IHS. Are you and her eating together? Anything still joint? Laundry, meals, sleeping, travelling/commuting? Not saying it can’t be, just looking accurately is all. Remember, W needs to feel the loss of you, before she can miss you.
Time and space for angry justifying feelings to burn out, and other more helpful to your cause emotions to surface. Guilt, shame, loss, and such.
Do steer clear of relationship talks.
Originally Posted by Lb23
gotten drawn into two arguments about separating recently, which she still feels strongly about.
Yep, arguing feeds her narrative and justifications. She will bait you. Try to draw you in. She needs to. Especially if her resolve starts to wavier.
I empathize with your reactions. Keep working on detachment and indifference. Realize you control you. Don’t take the bait. You can just walk away and let her be wrong.
I’d not ask/tell W to get a job. That will just foster arguing. Got to come at things sideways. If she feels something is her idea or choice there is a better chance of it happening.

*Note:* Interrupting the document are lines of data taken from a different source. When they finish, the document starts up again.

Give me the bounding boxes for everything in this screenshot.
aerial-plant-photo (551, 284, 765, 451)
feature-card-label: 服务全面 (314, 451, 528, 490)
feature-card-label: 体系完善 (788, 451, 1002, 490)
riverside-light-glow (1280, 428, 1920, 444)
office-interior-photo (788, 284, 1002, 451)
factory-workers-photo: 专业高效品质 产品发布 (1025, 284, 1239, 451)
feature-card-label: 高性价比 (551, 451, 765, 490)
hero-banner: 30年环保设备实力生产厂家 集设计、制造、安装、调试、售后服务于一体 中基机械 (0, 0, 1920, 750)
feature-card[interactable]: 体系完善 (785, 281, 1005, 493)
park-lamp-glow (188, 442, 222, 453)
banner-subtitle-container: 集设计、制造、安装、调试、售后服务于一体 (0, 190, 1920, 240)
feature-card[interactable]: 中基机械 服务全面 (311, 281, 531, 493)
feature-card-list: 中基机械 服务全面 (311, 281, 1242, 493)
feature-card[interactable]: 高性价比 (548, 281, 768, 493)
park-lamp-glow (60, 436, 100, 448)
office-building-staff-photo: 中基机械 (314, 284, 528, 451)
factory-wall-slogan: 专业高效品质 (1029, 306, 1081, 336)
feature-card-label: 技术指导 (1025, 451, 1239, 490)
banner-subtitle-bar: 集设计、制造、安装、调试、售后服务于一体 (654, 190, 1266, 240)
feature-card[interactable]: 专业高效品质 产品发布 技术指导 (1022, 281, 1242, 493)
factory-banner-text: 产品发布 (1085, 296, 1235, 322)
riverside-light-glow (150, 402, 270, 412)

If you are not ok with present state of your or kids’ comfort then: I’d present the household expenses to her. The “being separate” expenses which will clearly indicate her share. Of course, you cannot forgo the non-discretionary expenses. However, you can ease back on the discretionary ones. Doing more of what works and less of what doesn’t. It’s IHS after all.
Such pulling back of funding her lifestyle will have repercussions. She may also realize she needs to get it in gear and get a job and grow up. Ah, accountability and responsibility. Remember, you can only lead a horse to the water, you can’t make them drink.
By the way, it doesn’t have to be financial, or only financial. For example, cease joint car rides to places, if you are doing so. Sure, taking two cars is a pain. That’s the point. Let her feel it.
Originally Posted by Lb23
Detaching is hard for me, yet I have made progress. I give my wife lots of time and take on a lot of the household plus look after my kids next to a fairly intense job; I am not sure if I do not overdo it. I have some holidays coming up, including a week to myself which I really need.
Continue to give time and space. You really cannot overdo that. As long as she is wanting out of the marriage - give lots of time and space. She needs it, and will take it. Don’t walk on eggshells or be a doormat either.
Keep moving forward and enjoy your upcoming holiday.
D
Feelings are fleeting. Be better, not bitter. Love the person, forgive the sin.